Study scope and potential

In their new study, the investigators will test tPA nanoconjugate, a new dual-action therapeutic agent that can both dissolve the clot and protect the brain — and can potentially be given beyond the time window typically used for tPA alone. The researchers will evaluate how this tPA nanoconjugate affects neurological and vascular recovery and function and how it protects against reperfusion injury, all while maintaining the positive thrombolytic effects of tPA.

The ultimate goal is to develop the tPA nanoconjugate as a safe and effective stroke treatment that will reduce patient disability. Anticipating additional and larger clinical studies in the near future, the team hopes to find the optimal dose of the tPA nanoconjugate to offset the effects of ROS and help stroke patients recover as much neurological and motor function as possible.

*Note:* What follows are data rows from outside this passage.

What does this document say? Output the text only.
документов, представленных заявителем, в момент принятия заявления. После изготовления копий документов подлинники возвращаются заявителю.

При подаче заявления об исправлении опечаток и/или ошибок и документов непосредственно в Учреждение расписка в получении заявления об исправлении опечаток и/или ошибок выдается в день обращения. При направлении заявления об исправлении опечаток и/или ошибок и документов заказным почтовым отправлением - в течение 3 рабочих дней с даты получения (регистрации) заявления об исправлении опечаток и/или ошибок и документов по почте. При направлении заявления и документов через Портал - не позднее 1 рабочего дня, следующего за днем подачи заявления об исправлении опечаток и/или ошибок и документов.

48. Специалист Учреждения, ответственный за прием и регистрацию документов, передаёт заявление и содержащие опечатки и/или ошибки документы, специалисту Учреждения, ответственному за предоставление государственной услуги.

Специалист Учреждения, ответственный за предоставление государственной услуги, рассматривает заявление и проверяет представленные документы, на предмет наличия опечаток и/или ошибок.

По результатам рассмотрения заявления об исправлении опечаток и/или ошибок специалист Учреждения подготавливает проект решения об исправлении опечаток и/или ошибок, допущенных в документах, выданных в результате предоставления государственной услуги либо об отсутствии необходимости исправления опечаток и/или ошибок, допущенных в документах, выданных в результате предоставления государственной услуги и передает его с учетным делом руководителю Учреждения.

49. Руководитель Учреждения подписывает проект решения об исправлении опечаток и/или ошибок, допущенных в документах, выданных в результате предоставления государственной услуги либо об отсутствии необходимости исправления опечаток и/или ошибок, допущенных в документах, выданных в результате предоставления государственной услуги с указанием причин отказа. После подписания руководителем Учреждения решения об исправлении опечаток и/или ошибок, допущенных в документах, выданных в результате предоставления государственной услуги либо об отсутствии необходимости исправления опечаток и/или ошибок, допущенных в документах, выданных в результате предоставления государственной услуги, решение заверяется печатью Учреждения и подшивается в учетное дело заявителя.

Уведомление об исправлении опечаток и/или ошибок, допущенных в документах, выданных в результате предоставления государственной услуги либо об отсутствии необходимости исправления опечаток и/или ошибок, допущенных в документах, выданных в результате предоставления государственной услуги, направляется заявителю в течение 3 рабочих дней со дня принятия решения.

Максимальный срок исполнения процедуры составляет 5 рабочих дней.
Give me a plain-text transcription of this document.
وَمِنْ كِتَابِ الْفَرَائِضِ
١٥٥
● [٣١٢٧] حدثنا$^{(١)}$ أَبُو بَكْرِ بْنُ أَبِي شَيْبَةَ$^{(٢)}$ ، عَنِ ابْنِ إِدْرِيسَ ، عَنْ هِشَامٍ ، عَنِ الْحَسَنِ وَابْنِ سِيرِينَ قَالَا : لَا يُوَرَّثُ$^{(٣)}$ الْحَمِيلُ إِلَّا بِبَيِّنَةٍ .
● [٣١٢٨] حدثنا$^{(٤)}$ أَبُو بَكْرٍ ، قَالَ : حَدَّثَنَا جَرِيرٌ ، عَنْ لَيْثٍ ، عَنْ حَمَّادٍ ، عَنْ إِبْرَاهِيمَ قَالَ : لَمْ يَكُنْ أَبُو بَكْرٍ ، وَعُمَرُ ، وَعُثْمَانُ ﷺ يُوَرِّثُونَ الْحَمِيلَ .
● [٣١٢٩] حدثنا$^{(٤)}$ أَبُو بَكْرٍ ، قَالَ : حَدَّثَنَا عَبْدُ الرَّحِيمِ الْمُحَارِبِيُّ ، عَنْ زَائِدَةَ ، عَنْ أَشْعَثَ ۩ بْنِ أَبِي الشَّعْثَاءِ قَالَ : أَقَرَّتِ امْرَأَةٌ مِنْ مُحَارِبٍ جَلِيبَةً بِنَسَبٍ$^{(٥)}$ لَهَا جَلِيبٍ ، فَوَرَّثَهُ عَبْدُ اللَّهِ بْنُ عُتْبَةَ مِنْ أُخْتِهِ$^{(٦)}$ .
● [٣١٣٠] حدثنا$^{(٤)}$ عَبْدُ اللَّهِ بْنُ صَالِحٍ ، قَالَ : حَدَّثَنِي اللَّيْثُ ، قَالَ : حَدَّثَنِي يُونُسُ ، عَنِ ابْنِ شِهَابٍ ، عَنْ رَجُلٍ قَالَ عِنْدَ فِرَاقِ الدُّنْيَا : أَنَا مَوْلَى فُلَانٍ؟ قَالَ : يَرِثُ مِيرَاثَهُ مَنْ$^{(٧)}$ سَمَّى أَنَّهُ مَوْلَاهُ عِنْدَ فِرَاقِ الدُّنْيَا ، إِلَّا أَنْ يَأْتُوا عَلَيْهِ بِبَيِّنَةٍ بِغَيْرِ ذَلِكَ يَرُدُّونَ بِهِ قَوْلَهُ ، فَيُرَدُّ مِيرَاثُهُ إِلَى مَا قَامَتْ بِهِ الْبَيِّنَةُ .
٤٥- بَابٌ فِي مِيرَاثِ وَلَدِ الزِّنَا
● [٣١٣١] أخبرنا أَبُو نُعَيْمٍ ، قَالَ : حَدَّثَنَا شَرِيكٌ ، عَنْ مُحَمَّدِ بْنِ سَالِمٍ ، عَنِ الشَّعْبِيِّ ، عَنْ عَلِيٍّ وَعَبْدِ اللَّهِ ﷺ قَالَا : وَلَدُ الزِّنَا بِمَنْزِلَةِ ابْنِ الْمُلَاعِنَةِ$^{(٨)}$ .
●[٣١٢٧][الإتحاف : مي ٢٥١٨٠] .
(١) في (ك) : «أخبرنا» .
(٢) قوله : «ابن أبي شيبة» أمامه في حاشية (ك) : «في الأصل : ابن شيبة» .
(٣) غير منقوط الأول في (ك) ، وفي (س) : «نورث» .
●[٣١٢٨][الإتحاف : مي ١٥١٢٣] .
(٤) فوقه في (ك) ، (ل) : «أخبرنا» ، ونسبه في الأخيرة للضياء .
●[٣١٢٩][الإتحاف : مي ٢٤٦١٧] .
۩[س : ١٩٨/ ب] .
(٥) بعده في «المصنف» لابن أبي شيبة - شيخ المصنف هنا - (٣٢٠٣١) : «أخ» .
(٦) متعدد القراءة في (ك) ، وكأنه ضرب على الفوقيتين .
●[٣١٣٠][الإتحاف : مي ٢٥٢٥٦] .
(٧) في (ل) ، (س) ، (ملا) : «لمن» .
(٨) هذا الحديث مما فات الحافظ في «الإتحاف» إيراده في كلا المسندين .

“A treatment like this would be effective and safer, and could be given over a longer period of time, which would help more stroke patients,” says Dr. Labhasetwar. “We also could use this tPA nanoconjugate to treat blockages in other organs, such as the heart, and prevent reperfusion injury caused by excess ROS in those organs. This would open up many new treatment possibilities.”

“This is important research,” adds Dr. Hussain. “While tPA is effective for stroke, it has limitations, especially for large clots, and carries a significant risk of hemorrhage. Nanomedicine offers the opportunity to create a more effective and safer thrombolytic, which could increase the number of patients who are able to receive this lifesaving and disability-reducing treatment.”